The Zimbabwe Stock Exchange (ZSE) this month swung into positive territory as investors sought safe haven stocks to hedge themselves against potential losses from an anticipated introduction of bond notes and the likelihood of government failing to pay for maturing Treasury Bills (TBs).
The industrial index resurged to breach the 100 point-mark for the first time since August 24, despite an absence of positive news for companies battling to recapitalise and turn around their fortunes.
Analysts said demand for stocks has been rising since government indicated that it had little fiscal space to pay maturing TBs, indicating that it would roll them over.
Analysts said there has been a switch from TBs since Finance Minister, Patrick Chinamasa, made the announcement in his Mid Term Fiscal Policy statement in September.
On the day that the bulls stormed the domestic bourse on October 5, the industrial index gained 2,13 percent to close at 101,09 points.
This marked a spell of positive trading that moved into Friday last week, when the benchmark index rose by 3,6 percent to 112,03 points.
The industrial index climbed further to 114 points on Monday, this week, with the mining index moving to 28 points
It had closed at 108,05 points the previous day.
The rise in the industrial index was on the back of gains in some heavy weights.
The ZSE's largest counter by market share, Delta Corporation, gained 4,17 percent on the day to close at 62,50 cents, while tobacco processor, BAT, advanced 2,87 percent to settle at 1,255 cents.
The 100-point-mark was benchmarked in February 2009 after the country embraced a multi-currency system, having given up the Zimbabwe dollar, which succumbed to hyperinflation.
Leading to the benchmarking of the bourse, trade on the equities market had been halted in 2008 as a consequence of the hyperinflation.
Towards the end of 2008, hyperinflation, estimated at 500 billion percent at the time, had caused nightmares to the authorities as they could not cope with the resurgence of zeroes on the domestic currency, which had the effect of pushing share prices beyond ZW$30 quadrillion in November 2008, causing computer systems to crash.
From February this year, bears began a rampage on the ZSE, forcing the industrial index to plunge below the psychological 100 points for the first time in seven years.
The mining index has been hovering around 26,61 points.
Analysts said the ZSE may remain like that for some time.
"It is now a sellers' market," said stock market analyst, Tapiwa Sibanda, of Trade Winds.
"The few sellers that are there are now dictating prices because there are only a few of them.

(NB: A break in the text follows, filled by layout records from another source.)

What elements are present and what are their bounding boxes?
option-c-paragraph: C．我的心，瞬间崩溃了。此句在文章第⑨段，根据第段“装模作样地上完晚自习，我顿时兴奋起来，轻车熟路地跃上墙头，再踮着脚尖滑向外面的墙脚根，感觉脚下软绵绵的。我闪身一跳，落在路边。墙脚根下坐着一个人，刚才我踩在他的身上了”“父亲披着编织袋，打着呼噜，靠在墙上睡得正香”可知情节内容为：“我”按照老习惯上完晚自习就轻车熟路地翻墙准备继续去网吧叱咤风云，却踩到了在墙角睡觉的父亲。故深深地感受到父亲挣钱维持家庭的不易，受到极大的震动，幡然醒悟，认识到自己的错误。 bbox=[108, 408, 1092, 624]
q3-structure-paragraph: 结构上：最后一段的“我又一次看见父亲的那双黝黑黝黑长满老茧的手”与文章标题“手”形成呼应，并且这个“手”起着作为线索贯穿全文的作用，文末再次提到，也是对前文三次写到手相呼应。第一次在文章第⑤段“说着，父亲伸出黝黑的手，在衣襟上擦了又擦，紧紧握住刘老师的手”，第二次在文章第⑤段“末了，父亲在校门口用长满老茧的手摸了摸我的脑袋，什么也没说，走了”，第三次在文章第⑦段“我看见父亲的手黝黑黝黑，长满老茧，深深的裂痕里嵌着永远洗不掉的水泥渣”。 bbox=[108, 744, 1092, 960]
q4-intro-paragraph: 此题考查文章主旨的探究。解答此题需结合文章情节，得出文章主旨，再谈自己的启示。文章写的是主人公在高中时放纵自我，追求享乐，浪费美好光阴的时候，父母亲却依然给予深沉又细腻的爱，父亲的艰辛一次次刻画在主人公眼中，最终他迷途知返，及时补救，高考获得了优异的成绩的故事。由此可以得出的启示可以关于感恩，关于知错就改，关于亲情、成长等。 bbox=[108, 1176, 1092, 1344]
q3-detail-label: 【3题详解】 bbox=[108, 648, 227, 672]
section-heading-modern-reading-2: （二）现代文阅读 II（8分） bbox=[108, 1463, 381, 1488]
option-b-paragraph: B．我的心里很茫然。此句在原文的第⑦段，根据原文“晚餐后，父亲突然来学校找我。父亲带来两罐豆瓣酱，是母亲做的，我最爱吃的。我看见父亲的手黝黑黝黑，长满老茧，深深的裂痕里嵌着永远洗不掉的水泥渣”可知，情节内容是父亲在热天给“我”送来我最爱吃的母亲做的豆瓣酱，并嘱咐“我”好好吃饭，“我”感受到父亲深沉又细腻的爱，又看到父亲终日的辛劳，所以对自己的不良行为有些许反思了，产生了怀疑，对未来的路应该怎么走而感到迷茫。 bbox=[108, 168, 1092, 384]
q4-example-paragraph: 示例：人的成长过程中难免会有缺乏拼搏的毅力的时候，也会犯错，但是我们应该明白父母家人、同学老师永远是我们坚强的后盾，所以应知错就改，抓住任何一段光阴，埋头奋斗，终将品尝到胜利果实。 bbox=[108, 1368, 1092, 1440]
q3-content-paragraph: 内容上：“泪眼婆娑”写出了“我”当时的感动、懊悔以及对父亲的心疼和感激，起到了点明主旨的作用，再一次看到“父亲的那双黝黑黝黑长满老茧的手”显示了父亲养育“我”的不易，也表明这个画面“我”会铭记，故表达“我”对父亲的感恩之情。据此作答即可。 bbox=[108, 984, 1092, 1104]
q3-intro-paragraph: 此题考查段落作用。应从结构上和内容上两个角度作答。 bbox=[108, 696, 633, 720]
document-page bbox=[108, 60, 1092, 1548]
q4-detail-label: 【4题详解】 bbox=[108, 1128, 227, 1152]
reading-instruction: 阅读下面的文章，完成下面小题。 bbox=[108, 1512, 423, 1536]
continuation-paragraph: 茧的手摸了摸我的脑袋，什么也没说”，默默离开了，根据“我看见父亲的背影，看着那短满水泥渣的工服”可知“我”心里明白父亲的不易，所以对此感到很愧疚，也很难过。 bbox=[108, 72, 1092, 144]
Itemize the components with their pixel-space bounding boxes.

Most of the liquid shares that can be sold are held by foreigners and these guys are not selling because they won't be able to repatriate their investments. People are buying shares because cash in the banks might be turned into bond notes any day.

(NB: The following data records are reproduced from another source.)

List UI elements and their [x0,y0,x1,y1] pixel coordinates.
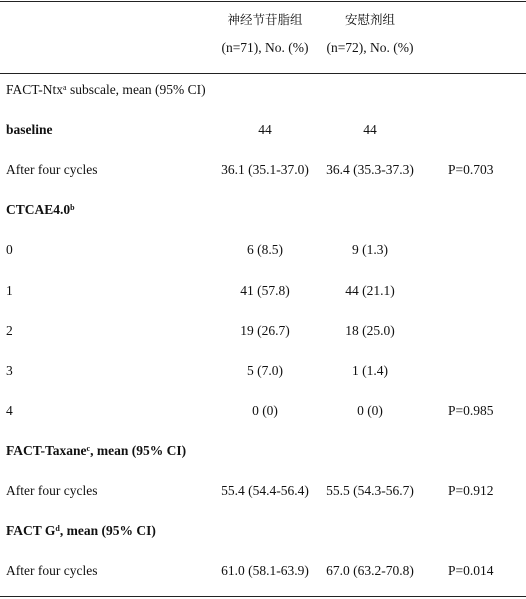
group1-value: 19 (26.7) [240,323,290,338]
row-label: After four cycles [6,483,98,498]
row-label-footnote: d [55,524,60,533]
row-label: After four cycles [6,563,98,578]
group1-value: 36.1 (35.1-37.0) [221,162,309,177]
group1-value: 61.0 (58.1-63.9) [221,563,309,578]
row-label [6,521,156,541]
group1-n-header: (n=71), No. (%) [221,40,309,55]
row-label: 0 [6,242,13,257]
group2-value: 1 (1.4) [352,363,388,378]
group2-value: 55.5 (54.3-56.7) [326,483,414,498]
group2-value: 36.4 (35.3-37.3) [326,162,414,177]
group2-value: 0 (0) [357,403,383,418]
group1-value: 55.4 (54.4-56.4) [221,483,309,498]
row-label-text: CTCAE4.0 [6,202,71,217]
header-divider-rule [0,73,526,74]
table-top-rule [0,1,526,2]
table-row [0,80,526,100]
group1-value: 5 (7.0) [247,363,283,378]
group1-value: 44 [258,122,272,137]
row-label-text: FACT G [6,523,56,538]
p-value: P=0.985 [448,403,494,418]
row-label [6,80,206,100]
table-row [0,561,526,581]
p-value: P=0.703 [448,162,494,177]
row-label [6,200,75,220]
table-row [0,401,526,421]
group2-value: 67.0 (63.2-70.8) [326,563,414,578]
group1-value: 6 (8.5) [247,242,283,257]
group2-value: 9 (1.3) [352,242,388,257]
p-value: P=0.014 [448,563,494,578]
row-label-text: FACT-Taxane [6,443,87,458]
group2-n-header: (n=72), No. (%) [326,40,414,55]
row-label-suffix: , mean (95% CI) [59,523,156,538]
table-row [0,200,526,220]
row-label: 4 [6,403,13,418]
group1-value: 41 (57.8) [240,283,290,298]
row-label-footnote: b [70,203,75,212]
row-label-text: FACT-Ntx [6,82,64,97]
group2-value: 18 (25.0) [345,323,395,338]
row-label [6,441,186,461]
table-row [0,481,526,501]
row-label-suffix: subscale, mean (95% CI) [66,82,206,97]
table-bottom-rule [0,596,526,597]
row-label: 3 [6,363,13,378]
table-row [0,441,526,461]
group1-name-header: 神经节苷脂组 [227,12,303,27]
table-row [0,361,526,381]
group2-value: 44 (21.1) [345,283,395,298]
table-row [0,521,526,541]
table-row [0,321,526,341]
table-row [0,240,526,260]
p-value: P=0.912 [448,483,494,498]
group1-value: 0 (0) [252,403,278,418]
row-label-suffix: , mean (95% CI) [90,443,187,458]
row-label-footnote: a [63,83,67,92]
row-label: baseline [6,122,53,137]
group2-name-header: 安慰剂组 [344,12,395,27]
row-label: 2 [6,323,13,338]
row-label: 1 [6,283,13,298]
table-row [0,120,526,140]
group2-value: 44 [363,122,377,137]
row-label: After four cycles [6,162,98,177]
table-row [0,160,526,180]
row-label-footnote: c [86,444,91,453]
table-row [0,281,526,301]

"But why not buy shares when TBs are now being rolled over and there are high chances of defaulting on interest?" he said.
Companies whose share prices have rallied are in the league of blue chips, including Delta, which is well managed and has strong brands.
Delta has good cash generation capacity and is well capitalised.
There is also the financial services behemoth, Old Mutual, which many believe is a good store of value.
September had been a difficult period for the ZSE, which closed the month in the red, declining by 0,31 percent in market capitalisation to US$2,81 billion.
Analysts said this was a reflection of the tough economic environment.
Leading economist, John Robertson, said shares were plummeting because there were no prospects for profit in an environment with subdued foreign direct investment.
"Prospects of dividends being paid in this market are low because profitability is declining due to depressed demand caused by company closures. There is need for change to correct this decline, but unfortunately the government doesn't seem to realise this and there is no sense of urgency," said Robertson.